«L’illusionniste», cuando Chomet conoció a Tati

Sylvain Chomet sólo cuenta con dos largometrajes como director: "Les triplettes de Belleville" y "L'illusionniste", pero no le ha hecho falta mucho más para demostrarnos su personal estilo, atraparnos con sus bizarros personajes y sobre todo hipnotizarnos con sus artesanales dibujos. La primera de las dos es una obra maravillosa, donde cada plano podría extraerse de la película y ser contemplado como una obra independiente. Ahora, siete años después, regresa con su segundo largometraje, basado en una idea original del genial Jacques Tati, aunque adaptada para la película por el propio Chomet.

En "L'illusionniste", el director nos cuenta la historia de un mago muy particular, que intenta salir adelante mediante un trabajo que verdaderamente ama pero que económicamente no es muy viable. Todo ello le lleva a distintos lugares europeos, desde París a Londres o a un pequeño pueblo costero de Escocia. Allí conoce a una niña que comparte su idea de la magia y de que gracias a ella se puede obtener cualquier cosa que se deseé, algo que está muy lejos de la realidad.

La cinta podría ser el resultado de una película de animación hecha por Tati. En ella encontramos muchos elementos del estilo del director francés, como la casi ausencia de diálogos, donde la música es el elemento auditivo principal, la comicidad de las escenas y, por supuesto el personaje protagonista, extraído directamente del Hulot de Tati. Además Chomet no oculta en ningún momento sus influencias, y las quiere dejar claras desde el primer momento: en la breve introducción se nos presenta al protagonista haciendo uno de los espectáculos de magia y tanto los gestos como el aire cómico pero a la vez serio del personaje parecen extraídos directamente de películas como "Mon Oncle". Este interés por mostrar sus influencias llega hasta el extremo de introducir en la película un extracto de la película de Tati, la cual nos sirve perfectamente para comparar los gestos y el porte entre Hulot y el mago de Chomet.
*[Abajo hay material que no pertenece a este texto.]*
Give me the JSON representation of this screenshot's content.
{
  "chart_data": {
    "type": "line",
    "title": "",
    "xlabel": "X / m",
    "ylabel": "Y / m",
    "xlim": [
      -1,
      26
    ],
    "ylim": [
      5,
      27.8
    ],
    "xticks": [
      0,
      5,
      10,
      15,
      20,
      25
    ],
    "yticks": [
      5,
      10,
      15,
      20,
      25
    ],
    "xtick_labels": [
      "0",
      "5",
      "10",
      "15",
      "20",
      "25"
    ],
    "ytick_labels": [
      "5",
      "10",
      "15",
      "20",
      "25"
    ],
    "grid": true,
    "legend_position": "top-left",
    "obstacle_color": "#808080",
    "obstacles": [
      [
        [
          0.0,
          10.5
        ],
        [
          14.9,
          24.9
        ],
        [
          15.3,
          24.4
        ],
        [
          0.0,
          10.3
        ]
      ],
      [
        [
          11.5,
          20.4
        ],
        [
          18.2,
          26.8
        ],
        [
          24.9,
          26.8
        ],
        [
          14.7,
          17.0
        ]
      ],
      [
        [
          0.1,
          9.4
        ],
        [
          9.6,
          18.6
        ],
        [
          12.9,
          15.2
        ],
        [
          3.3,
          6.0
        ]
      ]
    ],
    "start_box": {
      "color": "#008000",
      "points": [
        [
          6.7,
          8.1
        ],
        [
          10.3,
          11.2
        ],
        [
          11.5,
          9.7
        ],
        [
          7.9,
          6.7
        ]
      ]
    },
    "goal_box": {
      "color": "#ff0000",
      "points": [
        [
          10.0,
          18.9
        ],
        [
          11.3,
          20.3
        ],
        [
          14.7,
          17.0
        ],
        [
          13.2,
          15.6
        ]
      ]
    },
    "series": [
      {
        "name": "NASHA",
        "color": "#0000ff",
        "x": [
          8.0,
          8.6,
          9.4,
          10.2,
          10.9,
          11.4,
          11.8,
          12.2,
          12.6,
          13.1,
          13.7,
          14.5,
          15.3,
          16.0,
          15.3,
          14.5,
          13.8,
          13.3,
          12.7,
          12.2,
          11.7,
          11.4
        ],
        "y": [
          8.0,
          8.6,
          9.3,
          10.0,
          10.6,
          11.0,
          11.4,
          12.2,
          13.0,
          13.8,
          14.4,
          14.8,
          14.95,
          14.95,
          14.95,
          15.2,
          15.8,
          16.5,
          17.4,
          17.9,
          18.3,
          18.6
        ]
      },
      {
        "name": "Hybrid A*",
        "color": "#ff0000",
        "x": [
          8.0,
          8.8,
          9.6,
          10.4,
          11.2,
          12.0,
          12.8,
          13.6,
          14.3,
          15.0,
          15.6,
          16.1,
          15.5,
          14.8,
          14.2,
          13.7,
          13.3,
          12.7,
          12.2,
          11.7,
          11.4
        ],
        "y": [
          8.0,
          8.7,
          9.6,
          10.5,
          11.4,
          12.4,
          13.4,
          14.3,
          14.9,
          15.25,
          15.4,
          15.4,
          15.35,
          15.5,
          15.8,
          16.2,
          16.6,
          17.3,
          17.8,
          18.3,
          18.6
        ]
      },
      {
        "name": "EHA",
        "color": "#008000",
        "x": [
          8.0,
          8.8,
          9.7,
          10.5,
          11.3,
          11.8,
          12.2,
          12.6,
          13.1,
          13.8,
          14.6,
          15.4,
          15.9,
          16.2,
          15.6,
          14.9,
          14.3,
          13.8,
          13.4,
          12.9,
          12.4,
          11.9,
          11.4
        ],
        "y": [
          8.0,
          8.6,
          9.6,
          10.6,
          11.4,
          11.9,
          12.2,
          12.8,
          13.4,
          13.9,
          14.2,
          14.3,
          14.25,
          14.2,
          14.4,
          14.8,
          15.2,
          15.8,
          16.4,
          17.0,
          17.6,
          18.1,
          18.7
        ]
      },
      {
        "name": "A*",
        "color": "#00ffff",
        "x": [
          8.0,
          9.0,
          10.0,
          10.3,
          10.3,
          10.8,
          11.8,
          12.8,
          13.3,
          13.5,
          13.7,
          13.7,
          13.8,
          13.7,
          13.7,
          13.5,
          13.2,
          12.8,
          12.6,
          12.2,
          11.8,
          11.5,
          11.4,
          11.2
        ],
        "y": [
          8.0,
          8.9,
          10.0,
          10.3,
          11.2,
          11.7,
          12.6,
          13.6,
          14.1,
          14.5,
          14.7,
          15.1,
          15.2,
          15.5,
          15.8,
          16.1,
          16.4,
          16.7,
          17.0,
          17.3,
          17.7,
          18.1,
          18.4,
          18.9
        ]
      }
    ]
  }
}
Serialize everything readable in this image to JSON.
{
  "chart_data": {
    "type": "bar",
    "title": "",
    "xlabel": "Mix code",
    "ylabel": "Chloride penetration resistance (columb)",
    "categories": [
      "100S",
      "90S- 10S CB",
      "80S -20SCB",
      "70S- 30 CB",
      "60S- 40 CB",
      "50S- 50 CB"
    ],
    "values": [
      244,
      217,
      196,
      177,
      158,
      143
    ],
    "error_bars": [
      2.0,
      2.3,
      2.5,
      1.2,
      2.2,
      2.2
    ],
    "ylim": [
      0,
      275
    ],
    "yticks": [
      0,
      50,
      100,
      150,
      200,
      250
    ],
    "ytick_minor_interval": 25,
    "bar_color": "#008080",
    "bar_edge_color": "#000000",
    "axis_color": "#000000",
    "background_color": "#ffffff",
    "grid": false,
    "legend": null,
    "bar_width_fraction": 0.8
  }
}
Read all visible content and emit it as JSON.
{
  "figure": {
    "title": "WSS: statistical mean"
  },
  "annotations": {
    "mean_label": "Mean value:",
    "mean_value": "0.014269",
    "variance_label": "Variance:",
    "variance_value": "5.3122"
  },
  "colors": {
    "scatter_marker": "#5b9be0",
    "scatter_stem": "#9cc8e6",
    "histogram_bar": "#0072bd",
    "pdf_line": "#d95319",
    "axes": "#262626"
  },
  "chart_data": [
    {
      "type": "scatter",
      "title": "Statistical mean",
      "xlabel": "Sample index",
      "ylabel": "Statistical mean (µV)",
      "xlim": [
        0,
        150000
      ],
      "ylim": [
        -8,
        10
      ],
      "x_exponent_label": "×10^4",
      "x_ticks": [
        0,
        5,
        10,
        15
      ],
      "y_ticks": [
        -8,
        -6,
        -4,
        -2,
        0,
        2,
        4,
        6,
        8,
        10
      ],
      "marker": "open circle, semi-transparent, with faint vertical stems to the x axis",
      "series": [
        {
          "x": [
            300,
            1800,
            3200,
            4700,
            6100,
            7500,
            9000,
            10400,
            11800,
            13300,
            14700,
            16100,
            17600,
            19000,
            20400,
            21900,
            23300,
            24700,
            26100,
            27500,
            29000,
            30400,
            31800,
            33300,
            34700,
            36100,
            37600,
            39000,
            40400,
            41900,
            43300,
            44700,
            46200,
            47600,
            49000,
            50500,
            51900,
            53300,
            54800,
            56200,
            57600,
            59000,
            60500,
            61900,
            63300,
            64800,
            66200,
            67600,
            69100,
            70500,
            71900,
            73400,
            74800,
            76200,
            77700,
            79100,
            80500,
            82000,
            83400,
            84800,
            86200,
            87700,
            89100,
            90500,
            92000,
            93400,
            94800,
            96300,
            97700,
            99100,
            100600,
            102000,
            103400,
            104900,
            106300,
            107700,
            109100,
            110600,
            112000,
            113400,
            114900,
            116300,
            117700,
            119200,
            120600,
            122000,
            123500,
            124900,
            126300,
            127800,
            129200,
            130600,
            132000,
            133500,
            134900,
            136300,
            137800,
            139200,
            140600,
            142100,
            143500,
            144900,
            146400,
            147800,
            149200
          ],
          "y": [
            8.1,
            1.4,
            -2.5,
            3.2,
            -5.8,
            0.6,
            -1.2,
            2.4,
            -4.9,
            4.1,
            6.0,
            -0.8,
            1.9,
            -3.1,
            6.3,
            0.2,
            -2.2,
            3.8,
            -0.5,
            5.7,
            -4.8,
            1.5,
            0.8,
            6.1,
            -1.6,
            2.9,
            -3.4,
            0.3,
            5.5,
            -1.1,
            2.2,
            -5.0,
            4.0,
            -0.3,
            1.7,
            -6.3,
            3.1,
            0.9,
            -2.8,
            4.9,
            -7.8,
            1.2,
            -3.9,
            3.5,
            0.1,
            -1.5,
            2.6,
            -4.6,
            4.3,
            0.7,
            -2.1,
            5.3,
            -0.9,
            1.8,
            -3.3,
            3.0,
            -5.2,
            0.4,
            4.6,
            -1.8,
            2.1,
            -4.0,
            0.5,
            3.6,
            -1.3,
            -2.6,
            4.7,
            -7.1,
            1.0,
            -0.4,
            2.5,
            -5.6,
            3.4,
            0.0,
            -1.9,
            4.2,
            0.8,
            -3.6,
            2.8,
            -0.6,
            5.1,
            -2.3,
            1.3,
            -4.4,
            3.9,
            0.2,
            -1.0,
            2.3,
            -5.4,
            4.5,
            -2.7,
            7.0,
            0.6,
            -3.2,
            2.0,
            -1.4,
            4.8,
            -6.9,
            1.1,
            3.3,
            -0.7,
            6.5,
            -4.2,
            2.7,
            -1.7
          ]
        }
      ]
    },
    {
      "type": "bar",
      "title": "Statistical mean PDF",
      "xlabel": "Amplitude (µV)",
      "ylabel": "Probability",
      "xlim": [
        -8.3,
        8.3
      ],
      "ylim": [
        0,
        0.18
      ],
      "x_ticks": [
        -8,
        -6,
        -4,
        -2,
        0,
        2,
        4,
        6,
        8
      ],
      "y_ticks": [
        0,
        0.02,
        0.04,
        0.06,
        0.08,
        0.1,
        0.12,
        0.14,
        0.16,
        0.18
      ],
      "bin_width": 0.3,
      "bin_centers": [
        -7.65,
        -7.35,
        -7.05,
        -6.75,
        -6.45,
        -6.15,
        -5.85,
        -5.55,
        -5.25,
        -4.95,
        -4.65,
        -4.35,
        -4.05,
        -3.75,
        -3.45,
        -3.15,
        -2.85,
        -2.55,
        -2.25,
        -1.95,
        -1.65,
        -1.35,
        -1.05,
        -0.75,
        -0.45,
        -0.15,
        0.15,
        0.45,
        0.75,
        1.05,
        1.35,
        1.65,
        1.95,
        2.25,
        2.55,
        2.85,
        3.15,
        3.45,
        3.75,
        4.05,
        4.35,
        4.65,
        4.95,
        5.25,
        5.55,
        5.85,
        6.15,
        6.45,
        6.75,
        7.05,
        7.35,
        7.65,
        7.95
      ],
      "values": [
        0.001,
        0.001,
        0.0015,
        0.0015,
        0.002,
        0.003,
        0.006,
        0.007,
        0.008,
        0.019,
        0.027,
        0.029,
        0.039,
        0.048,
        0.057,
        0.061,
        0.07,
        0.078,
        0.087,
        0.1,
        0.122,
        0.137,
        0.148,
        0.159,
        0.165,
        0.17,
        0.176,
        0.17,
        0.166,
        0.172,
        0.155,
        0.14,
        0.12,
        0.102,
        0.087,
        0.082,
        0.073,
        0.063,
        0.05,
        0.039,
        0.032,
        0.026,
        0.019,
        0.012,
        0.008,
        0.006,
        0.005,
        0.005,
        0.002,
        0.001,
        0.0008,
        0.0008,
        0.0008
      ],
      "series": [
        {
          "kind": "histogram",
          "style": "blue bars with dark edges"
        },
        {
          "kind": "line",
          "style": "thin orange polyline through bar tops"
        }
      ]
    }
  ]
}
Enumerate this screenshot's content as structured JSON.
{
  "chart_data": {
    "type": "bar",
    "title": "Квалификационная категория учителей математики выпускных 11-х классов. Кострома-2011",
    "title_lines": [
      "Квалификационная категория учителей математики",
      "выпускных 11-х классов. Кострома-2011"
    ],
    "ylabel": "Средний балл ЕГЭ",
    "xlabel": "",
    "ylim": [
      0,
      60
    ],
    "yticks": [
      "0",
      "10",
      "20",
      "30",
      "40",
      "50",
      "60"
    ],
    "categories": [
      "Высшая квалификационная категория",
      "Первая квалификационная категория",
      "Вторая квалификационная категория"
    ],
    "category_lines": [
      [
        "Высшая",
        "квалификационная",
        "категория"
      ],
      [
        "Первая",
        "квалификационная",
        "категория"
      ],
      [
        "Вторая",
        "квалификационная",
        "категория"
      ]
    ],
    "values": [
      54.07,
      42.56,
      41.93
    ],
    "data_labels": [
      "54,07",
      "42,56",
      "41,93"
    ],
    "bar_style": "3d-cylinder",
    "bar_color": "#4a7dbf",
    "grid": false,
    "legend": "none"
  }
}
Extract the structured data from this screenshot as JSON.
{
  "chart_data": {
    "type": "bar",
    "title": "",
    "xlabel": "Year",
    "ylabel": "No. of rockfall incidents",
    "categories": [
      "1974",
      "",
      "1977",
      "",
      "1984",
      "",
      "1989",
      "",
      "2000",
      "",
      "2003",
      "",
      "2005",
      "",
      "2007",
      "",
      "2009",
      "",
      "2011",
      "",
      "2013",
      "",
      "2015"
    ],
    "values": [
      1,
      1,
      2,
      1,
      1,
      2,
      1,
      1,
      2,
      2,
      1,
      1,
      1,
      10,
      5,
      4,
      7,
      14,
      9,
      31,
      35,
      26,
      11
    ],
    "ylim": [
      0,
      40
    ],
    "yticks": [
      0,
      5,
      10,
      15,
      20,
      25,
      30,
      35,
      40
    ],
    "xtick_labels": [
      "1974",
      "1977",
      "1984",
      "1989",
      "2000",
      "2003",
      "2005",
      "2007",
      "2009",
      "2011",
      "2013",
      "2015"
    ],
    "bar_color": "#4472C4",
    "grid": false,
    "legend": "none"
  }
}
Además, al igual que ocurría en "Mon Oncle", no hay un objetivo claro del personaje, ni se muestran sus deseos para que el espectador conozca las metas que le impulsan a continuar con su vida: simplemente es una retahíla de escenas sobre un personaje muy peculiar y las situaciones con las que se va encontrando a lo largo de su carrera. Por lo tanto tenemos como resultado una obra que va en paralelo a algunas de las propuestas por Tati, utilizando mucho su estilo y especialmente, lo recalco, a su personaje protagonista.

Sin embargo la principal diferencia que se puede encontrar dentro de "L'illusionniste" si tenemos en cuenta el estilo de Chomet con el de Tati es que la película no tiene un tono tan cómico como el que podemos encontrar en películas como "Mon Oncle" o "Trafic". "L'illusionniste" es mucho más dramática, con momentos especialmente sentimentales, especialmente el agridulce final, pero también sin olvidarse del punto cómico que está muy presente durante todo el metraje, sobre todo de la mano del protagonista. A pesar de ello, la genial comicidad con la que Tati impregnaba sus películas es realmente difícil de igualar, incluso adoptando al personaje principal, algo que Chomet intenta de manera notoria pero no llega a alcanzarla del todo.

Por otra parte, hay un elemento capital de la película y que sin duda es la idea propia de Chomet que aporta a su obra. Como comentaba, el protagonista realmente ama su trabajo, incluso lo traslada a su vida diaria para alegría de todo el que le rodea. Sin embargo, el director nos demuestra que sólo de eso no puede vivir una persona, y que lamentablemente lo que prima actualmente es el dinero por encima del arte. Toda una declaración de intenciones que parece ir más allá aún.

Es inevitable pensar que el director se refiere directamente a su trabajo como animador, y en concreto a las películas de animación a las penurias que ha tenido que pasar porque no le daban las oportunidades adecuadas. Chomet siempre ha demostrado que ama la animación, y que es un arte que requiere tiempo y merece realizarse como debe ser. Sin embargo, los que financian sus películas no opinan lo mismo y el dinero es el único motor que pone en marcha una producción cinematográfica, quedando el arte en un plano secundario. Por lo tanto, lo que le ha ocurrido a Chomet es lo mismo que le sucede al mago de "L'illusionniste", creando con ello toda una declaración de intenciones sobre las situación actual de la animación.

En definitiva, el director nos regala una obra que, si bien a nivel visual sigue demostrando una calidad y un detalle al alcance de muy pocos, también esconde un mensaje claro y complejo que hay que tener en cuenta, especialmente en esta época de crisis donde el dinero parece que es lo único que nos importa en el mundo. Chomet nos demuestra que hay mucho más aparte de la idea tan materialista que se extiende sobre el arte, que en realidad se crea para despertar sentimientos e hipnotizarnos como él consigue en su última gran obra.